The time could be coming soon, according to Dallas Fed President Lorie Logan, who had experience implementing policies surrounding the Fed’s portfolio at the New York Fed.
“Normalizing the balance sheet more slowly can actually help get to a more efficient balance sheet in the long run,” such as preventing the Fed from stopping prematurely the way they did during the repo market turmoil, Logan said in a early January address.
But no matter how many more assets the Fed is able to shrink off their portfolio, experts say it’s unlikely to ever be as small as it was pre-pandemic — or pre-financial crisis.
“It’s Hotel California: You can check in but never check out,” McBride says. “When you focus on downsizing it, you only downsize it a little bit — and the next crisis, it gets bigger and bigger. The next 50 percent change in the size of the Fed’s balance sheet is going to be larger, not smaller.”
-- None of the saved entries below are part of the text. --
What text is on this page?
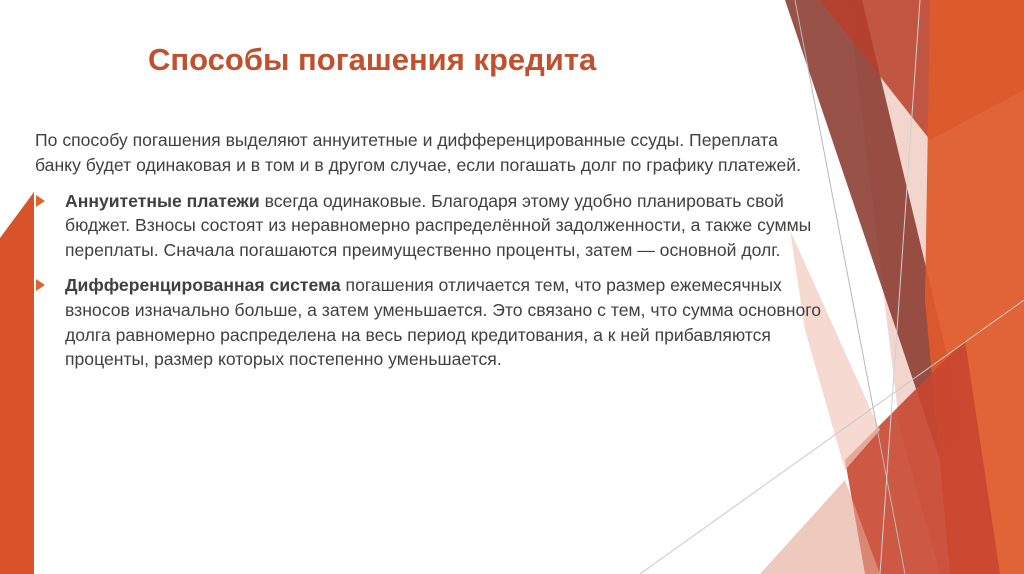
Способы погашения кредита

По способу погашения выделяют аннуитетные и дифференцированные ссуды. Переплата банку будет одинаковая и в том и в другом случае, если погашать долг по графику платежей.

Аннуитетные платежи всегда одинаковые. Благодаря этому удобно планировать свой бюджет. Взносы состоят из неравномерно распределённой задолженности, а также суммы переплаты. Сначала погашаются преимущественно проценты, затем — основной долг.

Дифференцированная система погашения отличается тем, что размер ежемесячных взносов изначально больше, а затем уменьшается. Это связано с тем, что сумма основного долга равномерно распределена на весь период кредитования, а к ней прибавляются проценты, размер которых постепенно уменьшается.
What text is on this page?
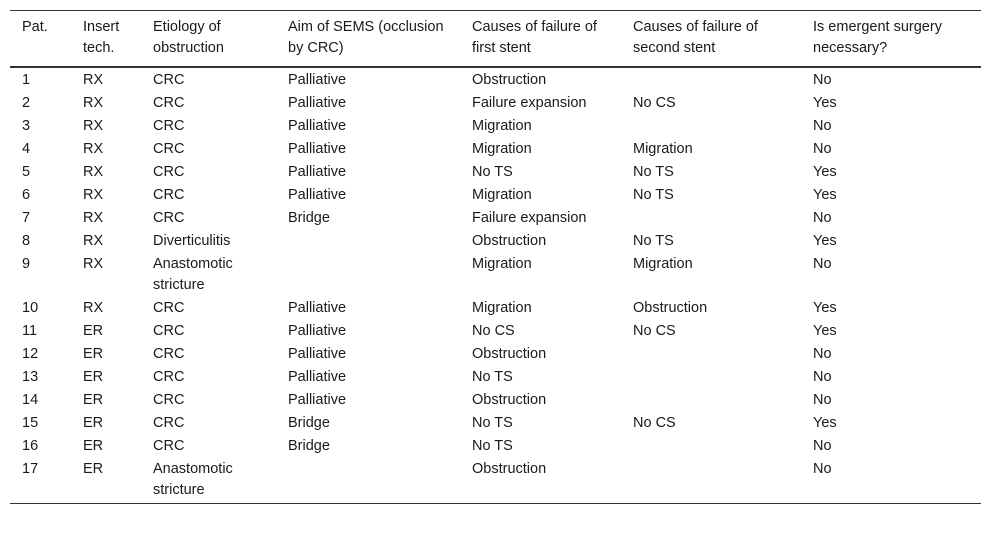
Pat.	Insert tech.	Etiology of obstruction	Aim of SEMS (occlusion by CRC)	Causes of failure of first stent	Causes of failure of second stent	Is emergent surgery necessary?
1	RX	CRC	Palliative	Obstruction		No
2	RX	CRC	Palliative	Failure expansion	No CS	Yes
3	RX	CRC	Palliative	Migration		No
4	RX	CRC	Palliative	Migration	Migration	No
5	RX	CRC	Palliative	No TS	No TS	Yes
6	RX	CRC	Palliative	Migration	No TS	Yes
7	RX	CRC	Bridge	Failure expansion		No
8	RX	Diverticulitis		Obstruction	No TS	Yes
9	RX	Anastomotic stricture		Migration	Migration	No
10	RX	CRC	Palliative	Migration	Obstruction	Yes
11	ER	CRC	Palliative	No CS	No CS	Yes
12	ER	CRC	Palliative	Obstruction		No
13	ER	CRC	Palliative	No TS		No
14	ER	CRC	Palliative	Obstruction		No
15	ER	CRC	Bridge	No TS	No CS	Yes
16	ER	CRC	Bridge	No TS		No
17	ER	Anastomotic stricture		Obstruction		No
Why the Fed’s balance sheet matters for consumers
The record-low mortgage rates of the pandemic era were, in large part, due to the Fed’s groundbreaking balance sheet policy. In the months after the Fed’s massive bond-buying program, the average cost of financing a home with a 30-year fixed mortgage dipped to as low as 2.93 percent in late January, according to Bankrate data. Similarly, longer-term assets surged when the biggest buyer in the marketplace stepped away. The 10-year Treasury yield eclipsed 5 percent for the first time in over a decade last fall, while mortgage rates surged past 8 percent.
If history is any guide, the process won’t be easy. The balance sheet normalization process has led to extreme market volatility — even when officials took the process much more slowly. For example, when Fed Chairman Jerome Powell said after a December 2018 Fed meeting that the quantitative tightening process was on “auto pilot,” investors grew jittery that the Fed may reign in the balance sheet too much, sending stocks to their worst December since the Great Depression.
The Fed’s balance sheet policies are often wrought with unknowns. All of this underscores the importance of tuning out volatility and maintaining a long-term mindset with your investments, as well as building up an emergency fund.
It’s like “going into a forest that hasn’t been mapped before,” says Mark Hamrick, Bankrate’s senior economic analyst. The Fed “wasn’t sure what they’d find on the way in, and getting out of the woods is similarly fraught with unknowns.”
But the biggest bottom line of all? Embrace the unconventional.
“Consumers, investors, savers and borrowers should think about this (quantitative easing) as one of the two main tools in the central bank’s toolbox to help adjust the strength of the U.S. economy,” Hamrick says. “It remains to be seen how the Fed will learn how best to employ it and whether there are unintended negative consequences from having invented and deployed it.”